Meine Figurenaufteilung ist ganz einfach. Ich habe meine Protagonistin. Dann ihren Lover. Und einen Antagonisten. Den netten Roland, der sich total in seine Gefühle verstrickt und überzeugt ist, dass ich mich im Love Interest vertan habe. Alle anderen sind Nebenfiguren. Statisten.
Aber schon in der ersten Szene wird klar. Ohne Kevin, den Räuber, gäbe es keinen Anfang. Elli wäre wie immer einkaufen gegangen, hätte sich zuhause einen Tee aufgebrüht und sich mit ihrem Krimi aufs Sofa gemütlich gemacht. Echt spannend.
Diese Geschichte würde ich auch nicht lesen wollen.
Doch zurück zu Kevin, mit dessen krimineller Energie ich nicht gerechnet hatte. Ehrlich. Vom ersten Moment an drängt sich meine Nebenfigur in den Plot rein, denn er hat das Ziel, alles, was sich Elli mühsam aufgebaut hat zu zerstören. Ihren geliebten Job, die aufkeimende Liebe, ja sogar Ellis Leben, wenn sie nicht aufpasst. Kurz: Dieser unsympathische Zeitgenosse ernennt sich selbst zum Antagonisten, was ich nach läppischen 300 Seiten dann auch mal merke. Meine ausgeklügelte Rollenverteilung ist im Eimer, die Geschichte ins Abseits manövriert.
Was nun? Ich erwäge, den Laptop zu verschenken und auf ein erfolgversprechenderes Hobby umzusatteln. Putzen zum Beispiel. Oder Puzzles machen, was eine ungemein befriedigende Beschäftigung ist, wenn sich nicht das allerletzte Teil unter das Sofa verirrt hat. Und ich bereue zutiefst, meinen künstlichen Besserwisser nicht vorher gefragt zu haben.
Nach langen Abwägungen stürze ich mutig Kevin von seinem selbsternannten Antagonisten-Podest, weise ihn auf seinen Nebenfigurenplatz und bekenne mich endlich zu Roland. Geschafft. Ich lehne mich erleichtert zurück. Doch habe ich mich zu früh gefreut, denn beim erneuten Durchlesen stelle ich fest: Da will sich noch jemand Unbefugtes in den Vordergrund drängen. Ellis Mama. Ohne sie wäre Elli ja gar nicht da und die Geschichte hätte nicht erzählt werden können. Wie ein Mahnmal erinnert die depressive Mutter Elli an ihre Verantwortung, ihre Schuldgefühle und verkörpert alles, was Elli davon abhält, ihr Leben in die Hand zu nehmen. Keine andere Nebenfigur beherrscht so perfekt die Kunst, mit einem einzigen Seufzer Ellis Stimmung ins dritte Untergeschoss zu befördern. Sie hat eine unverzichtbare Rolle, ohne Zweifel. Aber welche Nicht-Stiefmutter würde bewusst der eigenen Tochter Steine in den Weg legen? Eben. Ellis Mama muss einsehen, dass sie wie so viele auf dieser Welt trotz unbestrittenen Potenzials noch nicht zu Höherem berufen werden kann. Ich atme auf. Da fällt mir ein. Jemand fehlt noch, denn was wäre eine Protagonistin ohne sie? Die beste Freundin, natürlich!

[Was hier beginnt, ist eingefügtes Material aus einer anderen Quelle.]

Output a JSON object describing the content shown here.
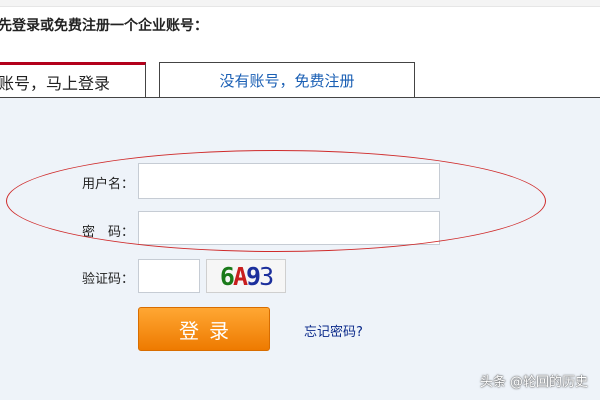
{
  "heading": "先登录或免费注册一个企业账号：",
  "tabs": {
    "active_label": "账号，马上登录",
    "inactive_label": "没有账号，免费注册"
  },
  "form": {
    "username_label": "用户名：",
    "username_value": "",
    "password_label": "密　码：",
    "password_value": "",
    "captcha_label": "验证码：",
    "captcha_value": "",
    "captcha_image": {
      "chars": [
        "6",
        "A",
        "9",
        "3"
      ],
      "colors": [
        "#1a7a1a",
        "#c81e1e",
        "#1c2f9c",
        "#1c2f9c"
      ]
    },
    "login_label": "登录",
    "forgot_label": "忘记密码?"
  },
  "annotation": {
    "oval_color": "#cf2b2b"
  },
  "watermark": "头条 @轮回的历史"
}
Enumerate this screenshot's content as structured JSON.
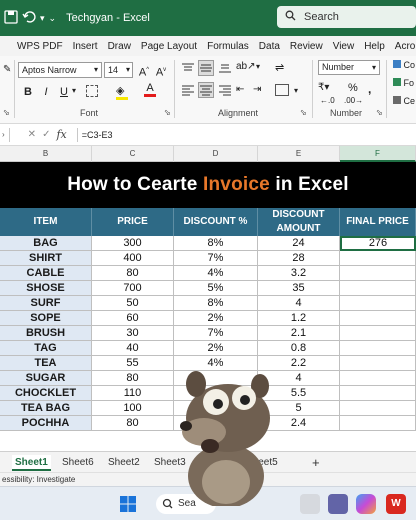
{
  "titlebar": {
    "save_icon": "save-icon",
    "title": "Techgyan  -  Excel",
    "search_placeholder": "Search"
  },
  "menu": [
    "WPS PDF",
    "Insert",
    "Draw",
    "Page Layout",
    "Formulas",
    "Data",
    "Review",
    "View",
    "Help",
    "Acroba"
  ],
  "ribbon": {
    "font_name": "Aptos Narrow",
    "font_size": "14",
    "font_group_label": "Font",
    "alignment_group_label": "Alignment",
    "number_group_label": "Number",
    "number_format": "Number",
    "side_labels": [
      "Co",
      "Fo",
      "Ce"
    ]
  },
  "formula_bar": {
    "formula": "=C3-E3"
  },
  "columns": [
    {
      "label": "B"
    },
    {
      "label": "C"
    },
    {
      "label": "D"
    },
    {
      "label": "E"
    },
    {
      "label": "F"
    }
  ],
  "banner": {
    "part1": "How to Cearte ",
    "accent": "Invoice",
    "part2": " in Excel"
  },
  "table": {
    "headers": [
      "ITEM",
      "PRICE",
      "DISCOUNT %",
      "DISCOUNT AMOUNT",
      "FINAL PRICE"
    ],
    "rows": [
      [
        "BAG",
        "300",
        "8%",
        "24",
        "276"
      ],
      [
        "SHIRT",
        "400",
        "7%",
        "28",
        ""
      ],
      [
        "CABLE",
        "80",
        "4%",
        "3.2",
        ""
      ],
      [
        "SHOSE",
        "700",
        "5%",
        "35",
        ""
      ],
      [
        "SURF",
        "50",
        "8%",
        "4",
        ""
      ],
      [
        "SOPE",
        "60",
        "2%",
        "1.2",
        ""
      ],
      [
        "BRUSH",
        "30",
        "7%",
        "2.1",
        ""
      ],
      [
        "TAG",
        "40",
        "2%",
        "0.8",
        ""
      ],
      [
        "TEA",
        "55",
        "4%",
        "2.2",
        ""
      ],
      [
        "SUGAR",
        "80",
        "",
        "4",
        ""
      ],
      [
        "CHOCKLET",
        "110",
        "",
        "5.5",
        ""
      ],
      [
        "TEA BAG",
        "100",
        "",
        "5",
        ""
      ],
      [
        "POCHHA",
        "80",
        "",
        "2.4",
        ""
      ]
    ]
  },
  "sheet_tabs": [
    "Sheet1",
    "Sheet6",
    "Sheet2",
    "Sheet3",
    "Sheet5"
  ],
  "add_sheet": "+",
  "status": "essibility: Investigate",
  "taskbar": {
    "search_label": "Sea"
  },
  "colors": {
    "excel_green": "#1f6e43",
    "header_blue": "#2e6a86",
    "item_fill": "#dfe8f3",
    "accent_orange": "#e8782a"
  }
}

Und wie das mit besten Freundinnen so ist: Sie will nur Ellis Bestes. Während Elli grübelt, plant und sich wie ein Aal um ihre Gefühle windet, bringt Svetlana die Dinge auf den Punkt. Ob es um Ellis Bekanntschaften, ihre Zukunft oder die Farbe ihres T-Shirts geht – Svetlana sagt’s, wie es ist. Ungeschminkt und nicht immer zimperlich, so dass Elli doch hinhört – manchmal.
Ganz im Vertrauen: Die eine oder andere Nebenfigur fordert meine schriftstellerischen Fähigkeiten zeitweise ganz schön heraus. Dennoch würde ich nicht auf sie verzichten wollen, denn ohne sie hätte Elli keine Möglichkeit, sich selbst an die Nase zu nehmen, sich zu entwickeln oder fast widerwillig zu ungeahnten lebensverändernden Erkenntnissen zu gelangen. Nebenfiguren mögen vielleicht „neben“ der Hauptfigur stehen, aber eine Nebensache sind sie beileibe nicht.